Researcher in computational mechanics

Xiaoying Zhuang (born 1983) is a researcher in computational mechanics, including continuum mechanics, peridynamics, and the analysis of vibration and fracture mechanics. She has applied these methods in the design of composite materials and nanostructures, including materials for the aerospace industry and nano-machines for harvesting vibrational energy. Originally from China, and educated in China and England, she has worked in Norway, China, and Germany, where she is Heisenberg Professor and Chair of Computational Science and Simulation Technology of Leibniz University Hannover.

==Education and career==
Zhuang was born in Shanghai in 1983. She was a student at Tongji University in Shanghai, graduating in 2007, and then traveled to Durham University in England for graduate study. She completed her doctoral dissertation, Meshless methods: theory and application in 3D fracture modelling with level sets, in 2010 in the Durham School of Engineering and Computing Sciences, supervised by Charles Augarde.

She became a postdoctoral researcher at the Norwegian University of Science and Technology, and then from 2011 to 2014 she returned to Tongji University as a lecturer and later associate professor.

She moved to Germany in 2014. After a year at Bauhaus University, Weimar, she became a research group leader within the Institute of Continuum Mechanics at Leibniz University Hannover in Germany in 2015. She became a full professor at the university in 2021; there, she is a Heisenberg Professor and Chair of Computational Science and Simulation Technology in the Institute for Photonics and Faculty of Mathematics and Physics.

==Books==
Zhuang is a coauthor of books including:
- Extended Finite Element and Meshfree Methods (with Timon Rabczuk, Jeong-Hoon Song, and Cosmin Anitescu, Academic Press, 2020)
- Computational Methods Based on Peridynamics and Nonlocal Operators: Theory and Applications (with Timon Rabczuk and Huilong Ren, Springer, 2023).

==Recognition==
The Association of Computational Mechanics in Engineering – UK (ACME-UK) gave Zhuang their 2010 Zienkiewicz Prize for the best annual doctoral dissertation in computational mechanics. Zhuang's move to Bauhaus University, Weimar was funded by a Marie Curie International Incoming Fellowship, funded by the European Commission. She was a 2015 recipient of the Sofia Kovalevskaya Award, funding her work as a group leader in the Hannover Institute of Continuum Mechanics.

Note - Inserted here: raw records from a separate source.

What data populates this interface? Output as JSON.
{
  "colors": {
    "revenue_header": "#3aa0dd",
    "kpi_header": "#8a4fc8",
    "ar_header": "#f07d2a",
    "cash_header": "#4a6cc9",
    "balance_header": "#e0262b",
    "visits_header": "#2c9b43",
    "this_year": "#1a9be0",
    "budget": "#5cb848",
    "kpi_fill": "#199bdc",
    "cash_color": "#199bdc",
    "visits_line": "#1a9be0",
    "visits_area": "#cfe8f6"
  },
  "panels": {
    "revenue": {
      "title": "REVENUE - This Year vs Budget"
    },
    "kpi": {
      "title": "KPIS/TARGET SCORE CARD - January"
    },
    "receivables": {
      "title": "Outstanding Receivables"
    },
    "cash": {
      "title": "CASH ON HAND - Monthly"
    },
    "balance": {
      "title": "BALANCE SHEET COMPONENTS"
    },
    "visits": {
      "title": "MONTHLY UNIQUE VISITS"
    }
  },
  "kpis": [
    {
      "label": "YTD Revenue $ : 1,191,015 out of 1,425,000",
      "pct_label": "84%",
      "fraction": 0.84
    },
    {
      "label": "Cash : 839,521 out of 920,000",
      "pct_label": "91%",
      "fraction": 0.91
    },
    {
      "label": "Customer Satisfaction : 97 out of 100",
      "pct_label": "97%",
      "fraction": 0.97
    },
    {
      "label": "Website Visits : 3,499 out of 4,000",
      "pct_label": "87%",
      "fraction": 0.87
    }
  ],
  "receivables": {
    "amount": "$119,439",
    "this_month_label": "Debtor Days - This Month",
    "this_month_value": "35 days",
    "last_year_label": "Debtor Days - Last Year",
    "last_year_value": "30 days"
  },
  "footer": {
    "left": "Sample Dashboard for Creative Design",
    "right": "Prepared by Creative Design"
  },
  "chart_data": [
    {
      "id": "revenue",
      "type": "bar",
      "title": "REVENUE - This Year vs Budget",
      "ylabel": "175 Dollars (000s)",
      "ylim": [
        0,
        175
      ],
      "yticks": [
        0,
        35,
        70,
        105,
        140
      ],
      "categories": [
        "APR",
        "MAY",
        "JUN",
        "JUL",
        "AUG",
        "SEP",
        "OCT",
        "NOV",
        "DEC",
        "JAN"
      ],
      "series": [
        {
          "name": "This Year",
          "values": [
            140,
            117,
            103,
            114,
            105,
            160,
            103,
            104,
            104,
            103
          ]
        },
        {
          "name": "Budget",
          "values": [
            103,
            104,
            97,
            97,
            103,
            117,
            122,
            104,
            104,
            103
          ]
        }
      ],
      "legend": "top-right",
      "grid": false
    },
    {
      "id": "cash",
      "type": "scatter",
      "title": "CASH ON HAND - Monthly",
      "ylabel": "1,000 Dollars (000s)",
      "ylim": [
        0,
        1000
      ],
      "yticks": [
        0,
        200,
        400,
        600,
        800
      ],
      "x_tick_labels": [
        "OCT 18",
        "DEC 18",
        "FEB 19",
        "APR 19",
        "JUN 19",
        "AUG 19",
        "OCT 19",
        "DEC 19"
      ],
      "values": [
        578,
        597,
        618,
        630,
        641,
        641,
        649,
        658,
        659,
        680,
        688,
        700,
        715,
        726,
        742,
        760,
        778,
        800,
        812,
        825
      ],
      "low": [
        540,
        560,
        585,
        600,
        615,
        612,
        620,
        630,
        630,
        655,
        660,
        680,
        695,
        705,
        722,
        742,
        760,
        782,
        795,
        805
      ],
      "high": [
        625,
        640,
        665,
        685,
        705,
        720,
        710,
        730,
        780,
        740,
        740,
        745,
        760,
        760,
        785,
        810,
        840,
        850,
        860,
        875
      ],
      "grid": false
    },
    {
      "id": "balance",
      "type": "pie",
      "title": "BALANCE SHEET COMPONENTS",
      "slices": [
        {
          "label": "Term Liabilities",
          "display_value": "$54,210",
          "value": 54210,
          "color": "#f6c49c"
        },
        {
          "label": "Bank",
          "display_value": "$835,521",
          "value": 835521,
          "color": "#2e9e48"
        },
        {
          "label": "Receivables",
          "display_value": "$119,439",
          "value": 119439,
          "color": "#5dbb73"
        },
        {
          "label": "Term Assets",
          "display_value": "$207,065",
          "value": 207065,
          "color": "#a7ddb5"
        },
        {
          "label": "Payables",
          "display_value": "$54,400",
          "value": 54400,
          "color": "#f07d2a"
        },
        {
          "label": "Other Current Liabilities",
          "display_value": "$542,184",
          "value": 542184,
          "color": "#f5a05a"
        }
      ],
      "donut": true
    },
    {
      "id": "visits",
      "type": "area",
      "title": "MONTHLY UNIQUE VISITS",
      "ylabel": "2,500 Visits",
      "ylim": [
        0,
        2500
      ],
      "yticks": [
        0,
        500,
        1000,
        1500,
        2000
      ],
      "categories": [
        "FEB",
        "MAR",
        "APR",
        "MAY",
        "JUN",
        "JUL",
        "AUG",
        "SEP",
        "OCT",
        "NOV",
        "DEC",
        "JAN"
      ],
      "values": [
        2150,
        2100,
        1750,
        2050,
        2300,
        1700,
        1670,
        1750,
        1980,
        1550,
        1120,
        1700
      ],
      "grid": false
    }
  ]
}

Zhuang was a 2018 recipient of the Heinz Maier-Leibnitz-Preis, given "for her research into lightweight materials for aviation". The International Chinese Association of Computational Mechanics gave her their Fellow Award in 2018, and she was also a 2018 recipient of the Science Prize of the State of Lower Saxony for Young Scientists. She was a 2019 recipient of the German Curious Mind Researcher Award, in the "materials and active ingredients" category, recognizing her research on the simulation of nano-scale mechanical-energy harvesters "at the intersection of mechanical engineering and materials science". She was named as a Heisenberg Professor in 2020.